Adding pre-pregnancy care to women’s health
Lastly, to serve the whole person, the women’s health community could benefit from paying greater attention to pre-pregnancy care. “That’s something we’re not focusing on as much,” Holmes-Mason says, “addressing women that have high blood pressure or diabetes before they’re pregnant,” and trying to optimize them for healthy pregnancies and beyond. “I think OB/GYNs do a great job of that but our primary care physicians may not be aware that some women intend to conceive at certain times in their lives,” says Holmes-Mason who thinks pre-pregnancy is “a really great time for women to modify their risk factors.”
She has a point, since family planning should not just be about pregnancy prevention, but also the hopes of patients who want children to prepare them for that as well.
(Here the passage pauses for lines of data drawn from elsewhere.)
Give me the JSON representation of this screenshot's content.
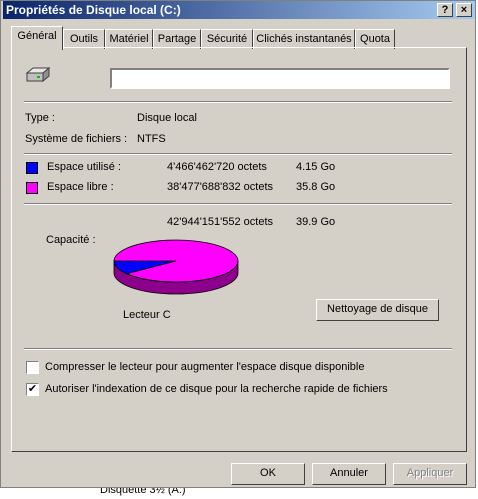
{
  "window": {
    "title": "Propriétés de Disque local (C:)",
    "help_glyph": "?",
    "close_glyph": "×"
  },
  "tabs": [
    {
      "label": "Général",
      "active": true
    },
    {
      "label": "Outils"
    },
    {
      "label": "Matériel"
    },
    {
      "label": "Partage"
    },
    {
      "label": "Sécurité"
    },
    {
      "label": "Clichés instantanés"
    },
    {
      "label": "Quota"
    }
  ],
  "general": {
    "drive_icon": "hard-drive-icon",
    "name_value": "",
    "type_label": "Type :",
    "type_value": "Disque local",
    "fs_label": "Système de fichiers :",
    "fs_value": "NTFS",
    "used": {
      "label": "Espace utilisé :",
      "bytes": "4'466'462'720 octets",
      "size": "4.15 Go",
      "color": "#0000ff"
    },
    "free": {
      "label": "Espace libre :",
      "bytes": "38'477'688'832 octets",
      "size": "35.8 Go",
      "color": "#ff00ff"
    },
    "capacity": {
      "label": "Capacité :",
      "bytes": "42'944'151'552 octets",
      "size": "39.9 Go"
    },
    "drive_label": "Lecteur C",
    "cleanup_button": "Nettoyage de disque",
    "compress_label": "Compresser le lecteur pour augmenter l'espace disque disponible",
    "compress_checked": false,
    "index_label": "Autoriser l'indexation de ce disque pour la recherche rapide de fichiers",
    "index_checked": true,
    "check_glyph": "✔"
  },
  "buttons": {
    "ok": "OK",
    "cancel": "Annuler",
    "apply": "Appliquer"
  },
  "taskbar_fragment": "Disquette 3½ (A:)",
  "chart_data": {
    "type": "pie",
    "categories": [
      "Espace utilisé",
      "Espace libre"
    ],
    "values": [
      4466462720,
      38477688832
    ],
    "colors": [
      "#0000ff",
      "#ff00ff"
    ]
  }
}
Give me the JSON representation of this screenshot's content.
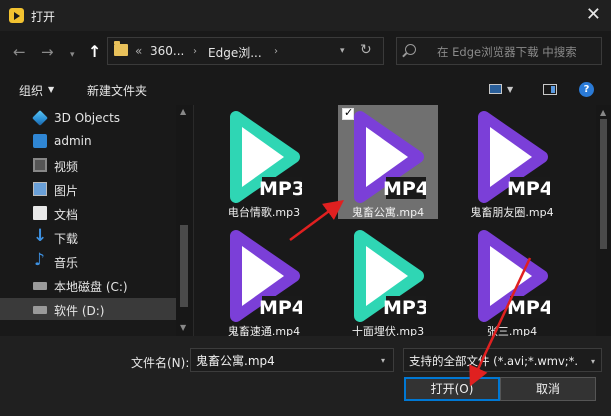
{
  "window": {
    "title": "打开",
    "close_label": "✕"
  },
  "nav": {
    "back": "←",
    "forward": "→",
    "dropdown": "▾",
    "up": "↑"
  },
  "address": {
    "ellipsis": "«",
    "crumbs": [
      "360...",
      "Edge浏..."
    ],
    "separator": "›",
    "dropdown": "▾",
    "refresh": "↻"
  },
  "search": {
    "placeholder": "在 Edge浏览器下载 中搜索"
  },
  "toolbar": {
    "organize": "组织",
    "organize_dd": "▼",
    "new_folder": "新建文件夹",
    "help": "?"
  },
  "sidebar": {
    "items": [
      {
        "label": "3D Objects",
        "icon": "cube-icon"
      },
      {
        "label": "admin",
        "icon": "user-folder-icon"
      },
      {
        "label": "视频",
        "icon": "video-icon"
      },
      {
        "label": "图片",
        "icon": "picture-icon"
      },
      {
        "label": "文档",
        "icon": "document-icon"
      },
      {
        "label": "下载",
        "icon": "download-icon"
      },
      {
        "label": "音乐",
        "icon": "music-icon"
      },
      {
        "label": "本地磁盘 (C:)",
        "icon": "drive-icon"
      },
      {
        "label": "软件 (D:)",
        "icon": "drive-icon",
        "selected": true
      }
    ]
  },
  "files": [
    {
      "name": "电台情歌.mp3",
      "badge": "MP3",
      "color": "#2fd6b4"
    },
    {
      "name": "鬼畜公寓.mp4",
      "badge": "MP4",
      "color": "#7b3fd8",
      "selected": true
    },
    {
      "name": "鬼畜朋友圈.mp4",
      "badge": "MP4",
      "color": "#7b3fd8"
    },
    {
      "name": "鬼畜速通.mp4",
      "badge": "MP4",
      "color": "#7b3fd8"
    },
    {
      "name": "十面埋伏.mp3",
      "badge": "MP3",
      "color": "#2fd6b4"
    },
    {
      "name": "张三.mp4",
      "badge": "MP4",
      "color": "#7b3fd8"
    }
  ],
  "bottom": {
    "filename_label": "文件名(N):",
    "filename_value": "鬼畜公寓.mp4",
    "filetype_value": "支持的全部文件 (*.avi;*.wmv;*.",
    "open_button": "打开(O)",
    "cancel_button": "取消",
    "dropdown": "▾"
  },
  "colors": {
    "accent": "#0078d4",
    "annotation": "#e02020"
  }
}
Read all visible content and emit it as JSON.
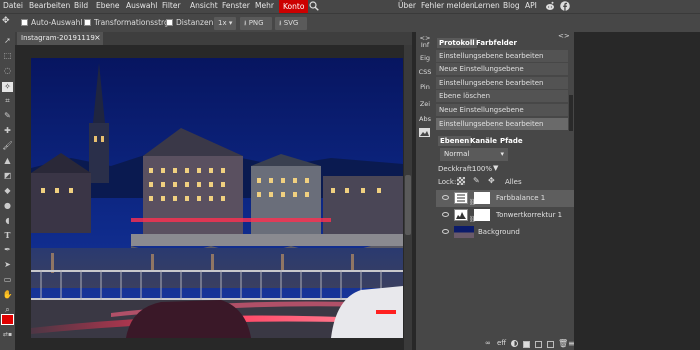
{
  "menu": {
    "items": [
      "Datei",
      "Bearbeiten",
      "Bild",
      "Ebene",
      "Auswahl",
      "Filter",
      "Ansicht",
      "Fenster",
      "Mehr"
    ],
    "konto": "Konto",
    "right": [
      "Über",
      "Fehler melden",
      "Lernen",
      "Blog",
      "API"
    ]
  },
  "options": {
    "auto_select": "Auto-Auswahl",
    "transform": "Transformationsstrg.",
    "distances": "Distanzen",
    "zoom": "1x",
    "png": "PNG",
    "svg": "SVG"
  },
  "document": {
    "tab_title": "Instagram-20191119",
    "close": "×"
  },
  "side_tabs": [
    "Inf",
    "Eig",
    "CSS",
    "Pin",
    "Zei",
    "Abs"
  ],
  "history": {
    "tabs": [
      "Protokoll",
      "Farbfelder"
    ],
    "entries": [
      "Einstellungsebene bearbeiten",
      "Neue Einstellungsebene",
      "Einstellungsebene bearbeiten",
      "Ebene löschen",
      "Neue Einstellungsebene",
      "Einstellungsebene bearbeiten"
    ]
  },
  "layers_panel": {
    "tabs": [
      "Ebenen",
      "Kanäle",
      "Pfade"
    ],
    "blend_mode": "Normal",
    "opacity_label": "Deckkraft:",
    "opacity_value": "100%",
    "lock_label": "Lock:",
    "lock_all": "Alles",
    "layers": [
      {
        "name": "Farbbalance 1"
      },
      {
        "name": "Tonwertkorrektur 1"
      },
      {
        "name": "Background"
      }
    ],
    "bottom_icons": [
      "eff"
    ]
  },
  "colors": {
    "foreground": "#e00000",
    "background": "#ffffff",
    "accent": "#cc0000"
  }
}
To that end, women seeking comprehensive healthcare and a fuller view of family planning can benefit from charting their cycles with Fertility Awareness-Based Methods (FABM), sooner rather than later. These modern methods of natural family planning equip women, with the help of FABM-trained medical professionals, to identify reproductive health disorders as well as general health issues that could obstruct optimal health both now and in the future.
On past International Women’s Days, we at Natural Womanhood have called for an increased attention to fertility awareness and reproductive respect at large for women. In the face of the devastating maternal mortality crisis in the United States, this call could not be more vital.
Correction: A former version of this article included a misquotation on the “coordination of care outside hospitals, from an outpatient setting to a primary care setting”; we apologize for the incorrect transcription of that quotation and have since corrected it to say “inpatient” setting.